Explaining the details of the Healthcare Cyber Risk Assessment Model, Prof. Mukhopadhyay who led the IIM Lucknow research team said their risk assessment and quantification models have helped them group 1788 US healthcare firms on a ‘heat matrix’ that shows the likelihood of a cyberattack and its potential severity.
‘This gives us a clear picture of how ready the firms are to tackle cyber threats. We also propose a plan to tackle the risks, which is customized according to the position of the firm in the matrix,’ said Prof Mukhopadhyay who led IIM Lucknow research team.
The model, which can be extended to the Indian healthcare sector, has three main features.
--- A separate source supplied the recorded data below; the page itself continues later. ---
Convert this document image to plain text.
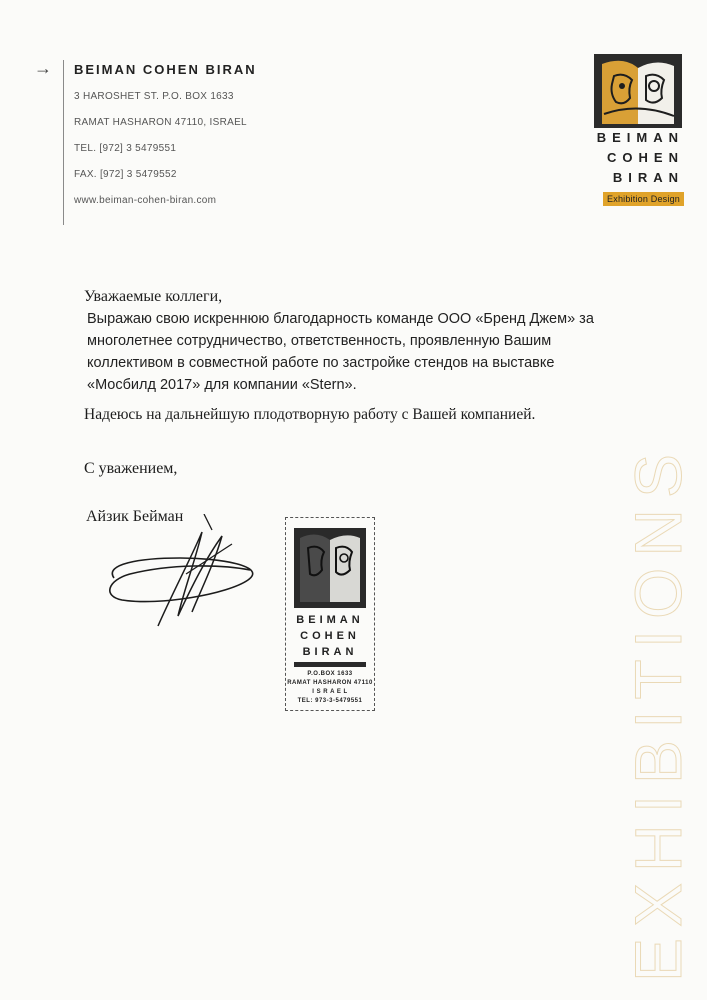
→ BEIMAN COHEN BIRAN
3 HAROSHET ST. P.O. BOX 1633
RAMAT HASHARON 47110, ISRAEL
TEL. [972] 3 5479551
FAX. [972] 3 5479552
www.beiman-cohen-biran.com
BEIMAN
COHEN
BIRAN
Exhibition Design
EXHIBITIONS
Уважаемые коллеги,
Выражаю свою искреннюю благодарность команде ООО «Бренд Джем» за многолетнее сотрудничество, ответственность, проявленную Вашим коллективом в совместной работе по застройке стендов на выставке «Мосбилд 2017» для компании «Stern».
Надеюсь на дальнейшую плодотворную работу с Вашей компанией.
С уважением,
Айзик Бейман
BEIMAN
COHEN
BIRAN
P.O.BOX 1633
RAMAT HASHARON 47110
I S R A E L
TEL: 973-3-5479551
Ø First, it assists Chief Information Officers (CIOs) of healthcare institutions in determining the vulnerability of the healthcare institution to cyberattacks
Also read – Mahatma Gandhiji’s 10 Core Principles for Values Driven Education
Ø Secondly, it employs collective risk modelling to assess the potential severity of cyberattacks, which can help hospitals predict the impact
Ø Finally, it offers recommendations on how to mitigate and prevent these cyberattacks
The recommendations are derived from Rational Choice Theory and the standards outlined by the National Institute of Standards and Technology (NIST), say IIM Lucknow research team.
They include prioritizing cybersecurity measures such as firewalls, and antivirus solutions. The model also offers practical cyberattack safeguards for healthcare firms in high-risk quadrants of the heat matrix, says IIM Lucknow research team.
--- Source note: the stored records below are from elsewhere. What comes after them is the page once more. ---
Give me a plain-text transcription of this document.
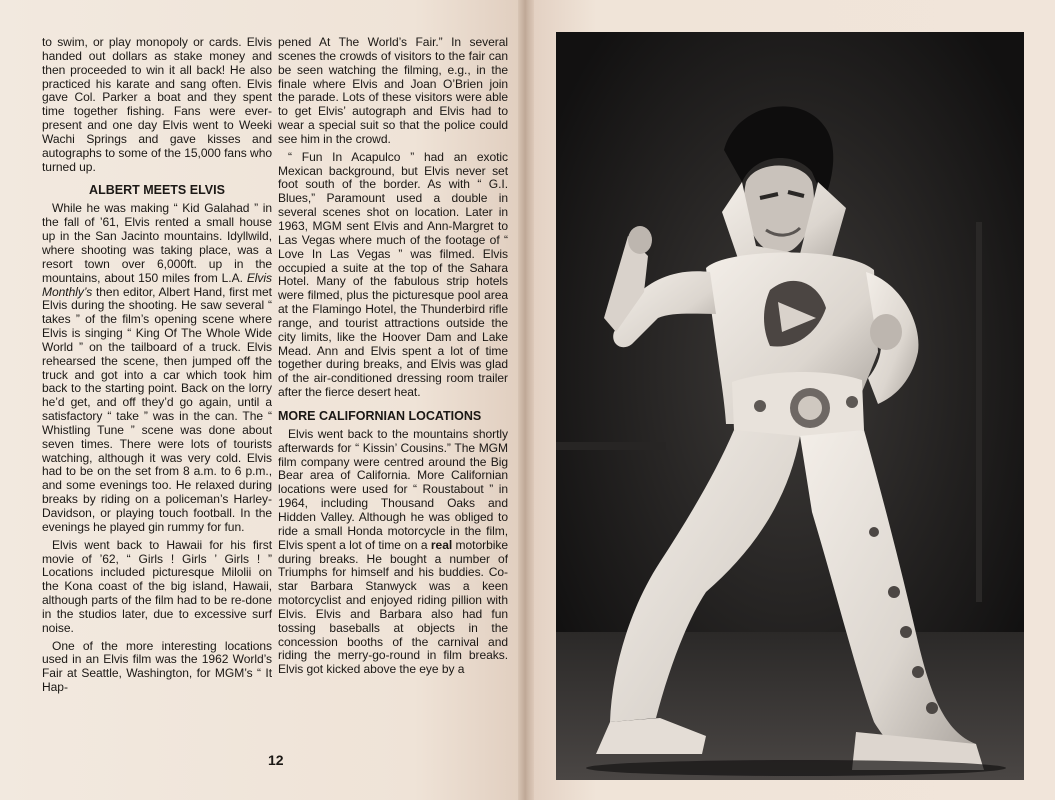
to swim, or play monopoly or cards. Elvis handed out dollars as stake money and then proceeded to win it all back! He also practiced his karate and sang often. Elvis gave Col. Parker a boat and they spent time together fishing. Fans were ever-present and one day Elvis went to Weeki Wachi Springs and gave kisses and autographs to some of the 15,000 fans who turned up.

ALBERT MEETS ELVIS

While he was making “ Kid Galahad ” in the fall of ’61, Elvis rented a small house up in the San Jacinto mountains. Idyllwild, where shooting was taking place, was a resort town over 6,000ft. up in the mountains, about 150 miles from L.A. Elvis Monthly’s then editor, Albert Hand, first met Elvis during the shooting. He saw several “ takes ” of the film’s opening scene where Elvis is singing “ King Of The Whole Wide World ” on the tailboard of a truck. Elvis rehearsed the scene, then jumped off the truck and got into a car which took him back to the starting point. Back on the lorry he’d get, and off they’d go again, until a satisfactory “ take ” was in the can. The “ Whistling Tune ” scene was done about seven times. There were lots of tourists watching, although it was very cold. Elvis had to be on the set from 8 a.m. to 6 p.m., and some evenings too. He relaxed during breaks by riding on a policeman’s Harley-Davidson, or playing touch football. In the evenings he played gin rummy for fun.

Elvis went back to Hawaii for his first movie of ’62, “ Girls ! Girls ’ Girls ! ” Locations included picturesque Milolii on the Kona coast of the big island, Hawaii, although parts of the film had to be re-done in the studios later, due to excessive surf noise.

One of the more interesting locations used in an Elvis film was the 1962 World’s Fair at Seattle, Washington, for MGM’s “ It Hap-

pened At The World’s Fair.” In several scenes the crowds of visitors to the fair can be seen watching the filming, e.g., in the finale where Elvis and Joan O’Brien join the parade. Lots of these visitors were able to get Elvis’ autograph and Elvis had to wear a special suit so that the police could see him in the crowd.

“ Fun In Acapulco ” had an exotic Mexican background, but Elvis never set foot south of the border. As with “ G.I. Blues,” Paramount used a double in several scenes shot on location. Later in 1963, MGM sent Elvis and Ann-Margret to Las Vegas where much of the footage of “ Love In Las Vegas ” was filmed. Elvis occupied a suite at the top of the Sahara Hotel. Many of the fabulous strip hotels were filmed, plus the picturesque pool area at the Flamingo Hotel, the Thunderbird rifle range, and tourist attractions outside the city limits, like the Hoover Dam and Lake Mead. Ann and Elvis spent a lot of time together during breaks, and Elvis was glad of the air-conditioned dressing room trailer after the fierce desert heat.

MORE CALIFORNIAN LOCATIONS

Elvis went back to the mountains shortly afterwards for “ Kissin’ Cousins.” The MGM film company were centred around the Big Bear area of California. More Californian locations were used for “ Roustabout ” in 1964, including Thousand Oaks and Hidden Valley. Although he was obliged to ride a small Honda motorcycle in the film, Elvis spent a lot of time on a real motorbike during breaks. He bought a number of Triumphs for himself and his buddies. Co-star Barbara Stanwyck was a keen motorcyclist and enjoyed riding pillion with Elvis. Elvis and Barbara also had fun tossing baseballs at objects in the concession booths of the carnival and riding the merry-go-round in film breaks. Elvis got kicked above the eye by a

12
Recommendations include data backup, staff anti-phishing training, senior management engagement, advocating cybersecurity laws, and investments in cybersecurity technologies like Endpoint Detection and Response (EDR), Extended Detection and Response (XDR), Next Generation Firewall (NGFW), Antivirus (AV), Security Incident and Event Management (SIEM), and Security Orchestration, Automation and Response (SOAR).
Regular Vulnerability Assessment and Penetration Testing (VAPT) and threat intelligence integration boost proactive threat response. The option of obtaining insurance coverage to mitigate potential financial impacts is also presented, says IIM Lucknow research team.
The research funded by the Cyber Security Division of the Ministry of Electronics and Information Technology, Government of India, has been published in the Journal of Organizational Computing and Electronic Commerce (ABDC A category).
The paper has been co-authored by Prof. Arunabha Mukhopadhyay, along with his research scholars Ms. Swati Jain and Ms. Saloni Jain. The paper may be accessed at https://www.tandfonline.com/loi/hoce20.
About IIM Lucknow
Indian Institute of Management Lucknow, established in 1984, is the fourth in the prestigious IIM family of management schools to be established in India after IIM Calcutta, IIM Ahmedabad and IIM Bangalore.
In 2005, IIM Lucknow expanded its area of influence in the realm of management education by becoming the first IIM to set up a satellite campus exclusively for Executive Education at NOIDA in Delhi NCR region.
IIM Lucknow is accredited by AACSB and AMBA while its EQUIS Accreditation is ongoing. The institute features in the prestigious FT -100 Top Global Business schools for both the 2-year Flagship PGP program and One-year IPMX Program.
It is also consistently ranked amongst top business schools in the NIRF Rankings. IIM Lucknow was the first IIM to start a 2-yar full time MBA program in Sustainable Management 8 years back. It also has a long-standing full-time MBA program in Agri Business Management.